When The Straits Times visited the centre on a recent weekday, the lunchtime crowd appeared thin, apart from an influx of workers from nearby construction sites queuing up for economy rice.
As the sun set, however, it filled up with young families and people going home after work.
Mr Daniel Hong, 33, co-owner of the popular 12_45 Mookata stall, which serves Thai barbecue steamboat, said it gets an estimated 300 to 400 customers a day on weekends.
Minister of State for Trade and Industry Teo Ser Luck, Mayor for the North East District, said he has been working with Kopitiam since 2011 to get prices down, following residents' feedback.
Mr Teo, who made a Facebook post on Jan 7 hailing the centre's revival, said food centres like Kopitiam Square were "an integral part of heartlander life". "For me, it was not just a commercial but a social issue, and I wanted to work with the operators to provide for the needs in the community."
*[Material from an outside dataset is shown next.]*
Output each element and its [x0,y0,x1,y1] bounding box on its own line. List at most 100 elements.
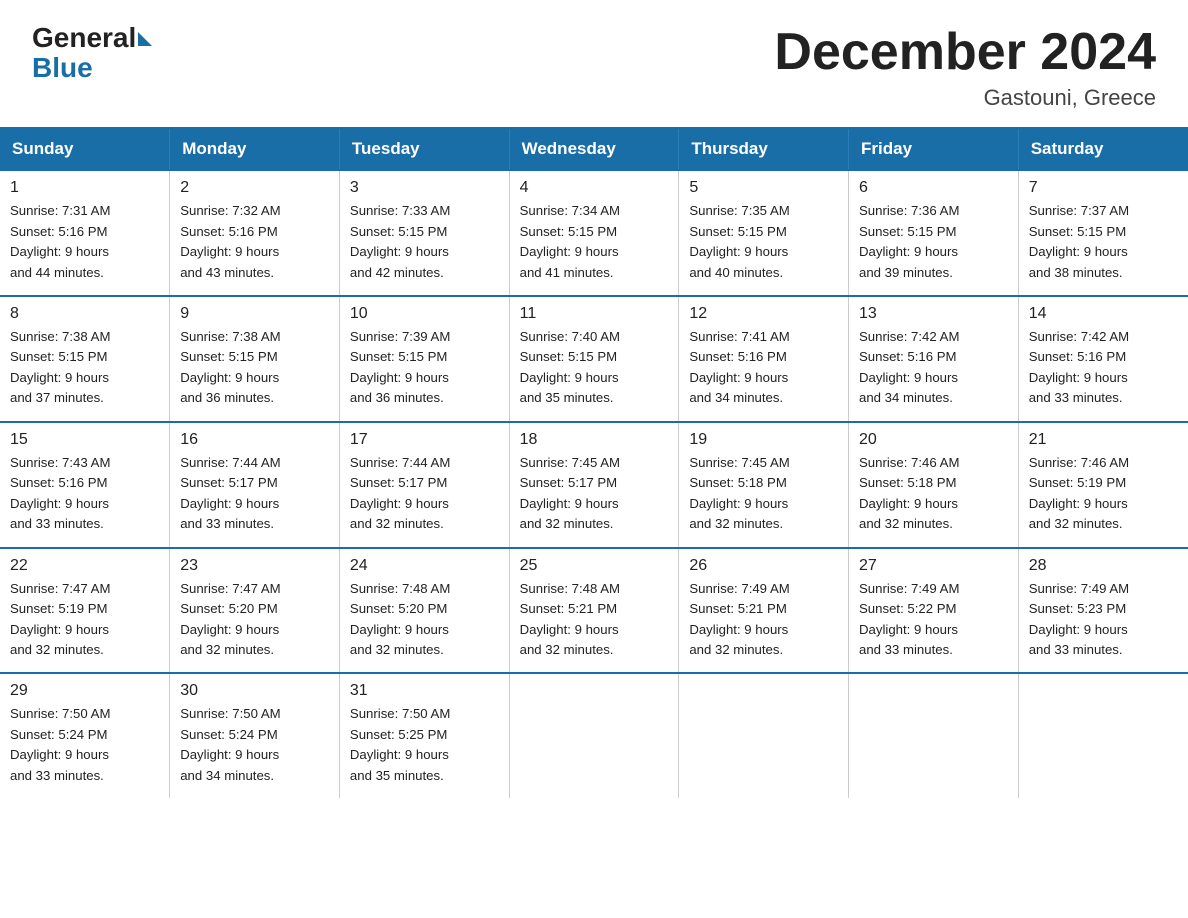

Ms Elim Chew, an entrepreneur who heads a panel set up by the Government in 2011 to rethink the way hawker centres operate, hoped this is a wake-up call. She said: "It is unhealthy to over-tender. Rentals have to be affordable, so this can be passed down as affordable food for all, and as benefits for the larger community."
Residents such as retiree Deng Feng Lian, 65, welcomed the cheaper food. "It's very important to have a cheap place to fill your
stomach, especially for old people who don't work," she said.
Others, such as Mr Cliffven Tan, do not think prices have changed significantly, but eat at the centre for a lack of options.
Said the 26-year-old, who works at a publishing house: "Compass Point is always crowded and the Koufu food court in Compassvale Street is quite far. So I come once a week with my friend and eat at whichever stall that has the shortest queue."
Actor and comedian Henry Thia, 62, a Sengkang resident, said the wider array of cuisine and improved prices have made him a lunchtime regular. "It used to be really quiet here," he said in Mandarin. "Now when I come at night, there is no place to sit.
"I hope they will keep the prices low. A hawker centre must have prices for the public."